Recent research has shown less than 1% of patients at high risk for experiencing severe COVID-19 who were treated with Paxlovid (nirmatrelvir and ritonavir) experienced a second bout of COVID-19.
“Paxlovid rebound is real and poorly understood,” tweeted Bob Wachter, M.D., on May 11. “We need urgent study & pt counseling.”
Wachter’s tweet came as word about possible Paxlovid rebound started to ricochet around social media and conventional media outlets. Wachter, a professor and chair of the Department of Medicine at the University of California, San Francisco, has emerged as one of the leading social media voices on the COVID-19 pandemic.
Paxlovid rebound refers to the phenomenon of symptomatic COVID-19 coming back a few days after people have finished taking the prescribed five-day course of Pfizer’s oral antiviral medication and test negative. No one is sure why it occurs.
Study results are beginning to trickle in that show that rebound is quite rare. Mayo Clinic researchers reported research findings today in the journal Clinical Infectious Diseases that showed 4 of 483 (0.8%) of patients at higher risk for experiencing severe COVID-19 who were treated with Paxlovid experienced a recurrence of symptoms at a median of nine days after treatment. All four had been vaccinated. The researchers described the cases as mild and treated successfully with additional COVID-19 therapy.
FDA officials have acknowledged the problem. In an interview transcript posted on the FDA website in early May, John Farley, M.D., M.P.H., director of the Office of Infectious Diseases in the agency’s Center for Drug Evaluation and Research,discussed the clinical trial that supported the agency’s decision to issue an emergency use authorization (EUA) for Paxlovid. Between1% and 2% of study participants had one or more positive polymerase chain reaction (PCR) tests for the SARS-CoV-2 virus, which causes COVID-19, after testing negative or a test result showing an increase in the amount of SARS-CoV-2. Farley noted, though, the same was true for those assigned to the placebo group, so the rebound couldn’t necessarily be attributedto Paxlovid.

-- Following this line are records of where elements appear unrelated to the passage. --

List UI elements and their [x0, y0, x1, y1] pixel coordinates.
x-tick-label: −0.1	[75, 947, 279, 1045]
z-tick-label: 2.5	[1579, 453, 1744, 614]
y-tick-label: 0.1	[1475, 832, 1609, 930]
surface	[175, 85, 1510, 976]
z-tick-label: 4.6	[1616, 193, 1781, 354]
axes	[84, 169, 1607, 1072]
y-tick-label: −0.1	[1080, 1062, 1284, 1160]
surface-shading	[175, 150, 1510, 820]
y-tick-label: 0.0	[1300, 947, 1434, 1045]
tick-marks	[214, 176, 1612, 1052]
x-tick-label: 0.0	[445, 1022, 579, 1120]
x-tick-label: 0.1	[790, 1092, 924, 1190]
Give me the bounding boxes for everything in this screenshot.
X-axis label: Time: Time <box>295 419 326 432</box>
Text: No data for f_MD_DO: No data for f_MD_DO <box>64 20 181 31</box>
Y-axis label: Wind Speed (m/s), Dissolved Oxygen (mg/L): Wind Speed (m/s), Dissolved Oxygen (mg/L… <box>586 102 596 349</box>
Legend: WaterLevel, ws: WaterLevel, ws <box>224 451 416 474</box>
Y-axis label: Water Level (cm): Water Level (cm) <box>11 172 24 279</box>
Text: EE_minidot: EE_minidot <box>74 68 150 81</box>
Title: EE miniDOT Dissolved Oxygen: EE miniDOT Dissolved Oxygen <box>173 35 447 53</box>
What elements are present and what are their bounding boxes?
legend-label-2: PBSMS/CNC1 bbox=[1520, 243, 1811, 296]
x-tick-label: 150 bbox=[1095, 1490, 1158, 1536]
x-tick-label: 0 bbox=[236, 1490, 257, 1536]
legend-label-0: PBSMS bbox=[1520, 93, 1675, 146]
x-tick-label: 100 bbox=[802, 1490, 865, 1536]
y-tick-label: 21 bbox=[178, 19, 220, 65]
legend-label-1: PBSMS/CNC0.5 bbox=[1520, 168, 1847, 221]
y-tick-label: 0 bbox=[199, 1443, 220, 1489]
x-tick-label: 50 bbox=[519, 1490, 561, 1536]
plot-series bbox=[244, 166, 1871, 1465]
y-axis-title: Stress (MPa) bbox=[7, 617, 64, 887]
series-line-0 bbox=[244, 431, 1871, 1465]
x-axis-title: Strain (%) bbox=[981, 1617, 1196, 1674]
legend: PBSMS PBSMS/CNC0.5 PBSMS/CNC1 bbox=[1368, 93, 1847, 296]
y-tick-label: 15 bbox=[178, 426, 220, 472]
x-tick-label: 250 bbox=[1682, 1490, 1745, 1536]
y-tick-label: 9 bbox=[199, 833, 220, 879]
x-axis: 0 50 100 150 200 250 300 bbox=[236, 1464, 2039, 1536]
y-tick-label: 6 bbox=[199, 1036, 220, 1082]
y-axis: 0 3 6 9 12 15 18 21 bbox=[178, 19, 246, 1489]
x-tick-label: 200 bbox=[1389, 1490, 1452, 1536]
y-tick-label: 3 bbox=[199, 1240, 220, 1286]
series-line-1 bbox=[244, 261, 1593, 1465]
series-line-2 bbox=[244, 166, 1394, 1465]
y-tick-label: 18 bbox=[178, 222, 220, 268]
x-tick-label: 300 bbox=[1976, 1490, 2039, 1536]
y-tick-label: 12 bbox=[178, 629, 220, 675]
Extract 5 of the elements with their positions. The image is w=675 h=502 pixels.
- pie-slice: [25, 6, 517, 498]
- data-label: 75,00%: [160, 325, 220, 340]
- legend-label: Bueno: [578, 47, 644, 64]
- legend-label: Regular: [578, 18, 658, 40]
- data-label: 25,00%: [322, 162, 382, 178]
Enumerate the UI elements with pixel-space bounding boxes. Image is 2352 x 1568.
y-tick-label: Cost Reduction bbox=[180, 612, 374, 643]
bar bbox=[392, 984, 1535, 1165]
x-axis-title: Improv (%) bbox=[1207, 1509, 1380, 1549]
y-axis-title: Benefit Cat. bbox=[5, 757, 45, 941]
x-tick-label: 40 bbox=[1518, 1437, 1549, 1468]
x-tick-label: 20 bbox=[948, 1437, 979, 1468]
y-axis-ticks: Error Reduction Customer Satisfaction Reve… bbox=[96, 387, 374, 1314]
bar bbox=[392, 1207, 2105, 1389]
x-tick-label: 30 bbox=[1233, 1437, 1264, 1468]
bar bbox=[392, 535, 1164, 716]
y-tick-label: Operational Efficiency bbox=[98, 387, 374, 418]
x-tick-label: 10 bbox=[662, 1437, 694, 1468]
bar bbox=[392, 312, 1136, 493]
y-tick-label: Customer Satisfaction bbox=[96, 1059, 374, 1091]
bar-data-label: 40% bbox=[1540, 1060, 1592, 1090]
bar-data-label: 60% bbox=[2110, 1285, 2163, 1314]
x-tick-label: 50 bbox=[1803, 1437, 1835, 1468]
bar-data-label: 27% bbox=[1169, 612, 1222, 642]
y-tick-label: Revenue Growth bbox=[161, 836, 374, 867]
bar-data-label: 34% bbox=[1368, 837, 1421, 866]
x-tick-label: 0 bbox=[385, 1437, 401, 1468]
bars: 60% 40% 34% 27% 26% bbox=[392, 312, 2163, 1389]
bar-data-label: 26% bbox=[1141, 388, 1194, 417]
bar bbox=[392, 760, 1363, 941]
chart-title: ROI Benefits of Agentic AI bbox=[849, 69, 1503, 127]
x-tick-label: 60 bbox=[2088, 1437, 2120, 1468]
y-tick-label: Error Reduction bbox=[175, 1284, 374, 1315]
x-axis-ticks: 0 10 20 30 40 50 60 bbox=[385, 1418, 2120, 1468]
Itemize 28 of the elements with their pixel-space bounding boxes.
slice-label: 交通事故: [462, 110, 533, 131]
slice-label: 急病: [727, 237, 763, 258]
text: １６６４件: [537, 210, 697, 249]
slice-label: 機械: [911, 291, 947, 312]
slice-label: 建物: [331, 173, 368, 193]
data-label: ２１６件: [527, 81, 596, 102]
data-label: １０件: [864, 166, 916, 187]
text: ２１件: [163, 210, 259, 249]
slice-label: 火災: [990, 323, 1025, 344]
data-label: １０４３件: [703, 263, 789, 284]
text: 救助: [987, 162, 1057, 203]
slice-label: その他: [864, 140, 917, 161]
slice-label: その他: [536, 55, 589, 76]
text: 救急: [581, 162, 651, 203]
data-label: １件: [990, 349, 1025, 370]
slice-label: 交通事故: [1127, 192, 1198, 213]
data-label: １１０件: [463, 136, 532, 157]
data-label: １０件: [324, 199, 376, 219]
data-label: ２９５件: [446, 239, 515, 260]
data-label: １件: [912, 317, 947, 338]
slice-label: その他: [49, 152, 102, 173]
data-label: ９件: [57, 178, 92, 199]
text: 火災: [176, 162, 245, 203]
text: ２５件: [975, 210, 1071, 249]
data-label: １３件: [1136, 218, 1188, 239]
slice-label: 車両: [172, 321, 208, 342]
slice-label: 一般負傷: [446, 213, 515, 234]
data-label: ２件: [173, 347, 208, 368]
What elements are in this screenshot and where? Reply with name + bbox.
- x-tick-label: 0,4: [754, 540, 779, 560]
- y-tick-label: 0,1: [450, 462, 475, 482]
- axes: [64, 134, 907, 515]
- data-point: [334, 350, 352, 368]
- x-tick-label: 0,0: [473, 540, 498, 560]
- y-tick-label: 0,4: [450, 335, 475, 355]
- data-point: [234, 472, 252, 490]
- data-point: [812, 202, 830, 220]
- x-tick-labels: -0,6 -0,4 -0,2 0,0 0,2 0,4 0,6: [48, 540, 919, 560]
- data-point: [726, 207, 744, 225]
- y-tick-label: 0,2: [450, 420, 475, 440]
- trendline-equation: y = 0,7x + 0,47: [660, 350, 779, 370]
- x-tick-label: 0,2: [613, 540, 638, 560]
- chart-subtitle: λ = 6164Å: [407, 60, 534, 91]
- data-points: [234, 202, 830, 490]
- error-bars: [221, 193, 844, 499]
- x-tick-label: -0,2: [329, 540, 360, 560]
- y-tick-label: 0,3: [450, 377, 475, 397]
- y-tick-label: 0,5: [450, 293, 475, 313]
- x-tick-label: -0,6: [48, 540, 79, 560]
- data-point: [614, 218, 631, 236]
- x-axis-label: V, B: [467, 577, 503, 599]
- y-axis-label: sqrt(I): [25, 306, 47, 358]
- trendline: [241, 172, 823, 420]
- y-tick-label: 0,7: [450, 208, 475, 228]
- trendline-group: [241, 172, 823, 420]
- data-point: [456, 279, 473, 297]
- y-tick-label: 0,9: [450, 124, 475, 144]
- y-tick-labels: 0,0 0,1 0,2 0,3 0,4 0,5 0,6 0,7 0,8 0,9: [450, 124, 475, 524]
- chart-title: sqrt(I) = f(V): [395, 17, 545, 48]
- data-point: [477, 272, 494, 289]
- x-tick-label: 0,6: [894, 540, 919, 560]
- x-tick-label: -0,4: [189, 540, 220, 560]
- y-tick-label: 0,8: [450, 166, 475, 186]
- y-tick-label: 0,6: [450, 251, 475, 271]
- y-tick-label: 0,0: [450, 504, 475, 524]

The CDC chimed in on May 24 with an advisory that acknowledged rebound case reports. The CDC also noted that the cases of rebound illness were mild. The advisory says “possible transmission of infection during COVID-19 rebound has been described ” but also said it is unknown whether the chances of transmission during the rebound illness is the same during the initial infection.
Farley and others have noted the benefits of Paxlovid. The trial that led to the EUA showed the antiviral reduced the risk of hospitalization or death by 88% among nonhospitalized patients at high risk of developing a severe case of COVID-19. However, people enrolled in that trial were not vaccinated. The news of Paxlovid rebound has stirred up questions about whether the antiviral might have a different effect on people who have been vaccinated.
Paxlovid consists of nirmatrelvir, which acts directly on the SARS-CoV-2 virus, and ritonavir, a repurposed HIV drug that boosts the effectiveness of nirmatrelvir. As a convenient oral drug with good efficacy data behind it, the antiviral has been heralded has a key weapon in the fight against COVID-19.
One of the proposed explanations for Paxlovid rebound is that immune response to the virus is incomplete because the antiviral knocks down the viral load, so when the five days of treatment are over, the infection springs back. Paul E. Sax, M.D., clinical director of the Division of Infectious Diseases at Brigham and Women’s Hospital in Boston, has floated the idea that SARS-CoV-2 replication is drawn out in some people and that although Paxlovid reduces it, the replication ramps up again once the five-day course is over.
Paxlovid rebound has raised questions about how long people with COVID-19 who have taken the antiviral should isolate. Also unsettled is whether a second course of Paxlovid might be used to treat the rebound infection. Sax, writing in NEJM Journal Watch, said re-treatment is permitted under the EUA and is justified for high-risk patients, such as those who are severely immunocompromised. However, in the transcript posted on the FDA website, Farley said there was no evidence of benefit from longer or repeated treatment with Paxlovid. The CDC advisory also says there is no evidence of benefit from additional treatment.